RECHERCHER, SAUVER et PROTEGER (Méditerranéee Centrale)

21 312*. Un nombre qui devrait faire bouger les lignes. Pourtant rien. 21 312, c’est le nombre, sous évalué, de personnes décédées en Méditerranée Centrale depuis 2014 et dans le même temps, l’abandon du programme Mare Nostrum** par l’Union européenne et l’Italie.
Pour pallier l’arrêt de ce programme, des ONGs ont décidé d'affreter plusieurs bateaux de sauvetage. Leur mission, venir en aide aux embarcations de fortunes surpeuplées d’exilés qui tentent la dangereuse traversée de la Libye vers l’Europe.
21 312, un nombre qui fait de la Méditerranée, la route migratoire la plus meurtrière au monde.
Les mouvements de migration existent depuis des milliers d’années en Méditerranée. Pourtant, plus récemment, depuis le milieu des années 1990, des milliers de personnes traversent la Méditerranée sur des embarcations de fortune depuis les côtes Nord africaines et la Turquie afin de demander l’asile ou migrer vers l’Europe. Un phénomène qui s‘est amplifié dans les années 2000.
En mer, que ce soit sur l’Ocean Viking (le bateau de SOS Méditerranée) ou sur le Geo Barents (le bateau de Médecin sans Frontière), le credo est le même, s’entraîner encore et toujours pour porter assistance aux bateaux en détresse avec à leurs bords des enfants, des femmes et des hommes qui fuient en quête d’une vie meilleure.
A terre, les politiques migratoires européennes agissent comme des remparts en refusant d’ouvrir des voies légales pour ces personnes qui tentent de changer de vie.
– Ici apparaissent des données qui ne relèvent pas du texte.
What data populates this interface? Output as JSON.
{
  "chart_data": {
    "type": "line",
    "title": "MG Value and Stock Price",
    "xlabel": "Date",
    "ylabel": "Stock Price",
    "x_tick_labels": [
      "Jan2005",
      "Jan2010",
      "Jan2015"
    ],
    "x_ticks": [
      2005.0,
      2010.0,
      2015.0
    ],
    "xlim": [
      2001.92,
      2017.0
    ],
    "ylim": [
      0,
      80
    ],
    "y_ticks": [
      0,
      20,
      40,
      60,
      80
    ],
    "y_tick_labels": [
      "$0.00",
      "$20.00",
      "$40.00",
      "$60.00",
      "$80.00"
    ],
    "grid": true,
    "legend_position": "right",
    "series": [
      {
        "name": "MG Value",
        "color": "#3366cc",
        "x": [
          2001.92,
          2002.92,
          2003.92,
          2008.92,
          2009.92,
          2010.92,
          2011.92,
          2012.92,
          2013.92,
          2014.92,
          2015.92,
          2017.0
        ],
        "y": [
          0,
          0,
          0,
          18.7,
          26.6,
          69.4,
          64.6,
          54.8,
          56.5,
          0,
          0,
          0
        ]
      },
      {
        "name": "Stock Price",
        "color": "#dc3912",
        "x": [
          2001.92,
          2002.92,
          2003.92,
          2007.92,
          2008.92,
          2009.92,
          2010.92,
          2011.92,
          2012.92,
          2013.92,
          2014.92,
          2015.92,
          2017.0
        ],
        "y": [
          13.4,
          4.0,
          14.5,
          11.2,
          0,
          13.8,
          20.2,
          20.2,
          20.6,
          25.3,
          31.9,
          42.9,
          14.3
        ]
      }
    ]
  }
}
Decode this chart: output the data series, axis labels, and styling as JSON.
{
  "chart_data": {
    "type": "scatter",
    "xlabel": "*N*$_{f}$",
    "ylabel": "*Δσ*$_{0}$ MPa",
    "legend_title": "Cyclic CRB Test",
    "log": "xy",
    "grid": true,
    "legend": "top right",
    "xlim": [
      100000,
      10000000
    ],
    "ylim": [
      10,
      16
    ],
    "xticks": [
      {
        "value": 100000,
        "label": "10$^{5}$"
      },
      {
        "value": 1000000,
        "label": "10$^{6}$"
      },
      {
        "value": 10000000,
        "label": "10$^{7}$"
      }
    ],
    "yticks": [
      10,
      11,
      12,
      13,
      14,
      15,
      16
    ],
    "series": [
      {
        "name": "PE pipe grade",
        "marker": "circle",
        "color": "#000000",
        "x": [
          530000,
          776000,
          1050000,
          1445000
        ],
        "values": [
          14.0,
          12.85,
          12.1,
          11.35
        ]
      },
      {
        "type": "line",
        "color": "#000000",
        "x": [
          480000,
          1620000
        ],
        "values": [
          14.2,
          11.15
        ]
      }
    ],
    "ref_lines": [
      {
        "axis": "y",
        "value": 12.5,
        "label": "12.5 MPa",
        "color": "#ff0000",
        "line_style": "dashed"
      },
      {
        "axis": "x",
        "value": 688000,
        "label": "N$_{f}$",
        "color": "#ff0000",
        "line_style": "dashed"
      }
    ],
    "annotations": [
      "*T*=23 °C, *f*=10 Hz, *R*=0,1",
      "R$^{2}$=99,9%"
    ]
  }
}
Épaulée par Frontex (l’Agence européenne de garde-frontières et de garde-côtes) et son budget de 750 millions ***, la forteresse Europe déploie arsenal militaire et législatif pour empêcher les franchissements de frontières à terre comme en mer : drones, avions, bateaux, rétentions administratives, décrets criminalisant le travail des ONGs... L’Europe ne cesse de se réinventer pour empêcher ce que l’on appelle l’immigration irrégulière ou illégale. Dernier exemple en date, l’Italie, avec le gouvernement d'extrême droite de Giorgia Meloni, vient de passer un nouveau décret obligeant les bateaux humanitaires à rentrer au port après chaque sauvetage. Ces ports, désignés par les autorités italiennes, sont affectés de plus en plus loin de la zone de recherche. Une méthode qui essouffle économiquement les ONGs, obligeant celles-ci à de long périples en mer, et des allers- retours interminables entre les ports et la zone des sauvetages. La technique est limpide : faire perdre du temps et de l’argent alors que les tentatives de passages ne s’arrêtent pas.
Alors que vous lisez ce texte, en France, un projet de loi sur l’immigration doit être débattu par les parlementaires. Espérons que le pays des droits de l’homme n’éteigne pas ses lumières...
* missingmigrants.iom.int, mise à jour juin 2023
** L'opération Mare Nostrum est l’opération militaire et humanitaire menée par la Marina militaire entre octobre 2013 et novembre 2014. Elle fut lancée après le drame de Lampedusa ou 366 personnes perdirent la vie dans un naufrage au large de l’île.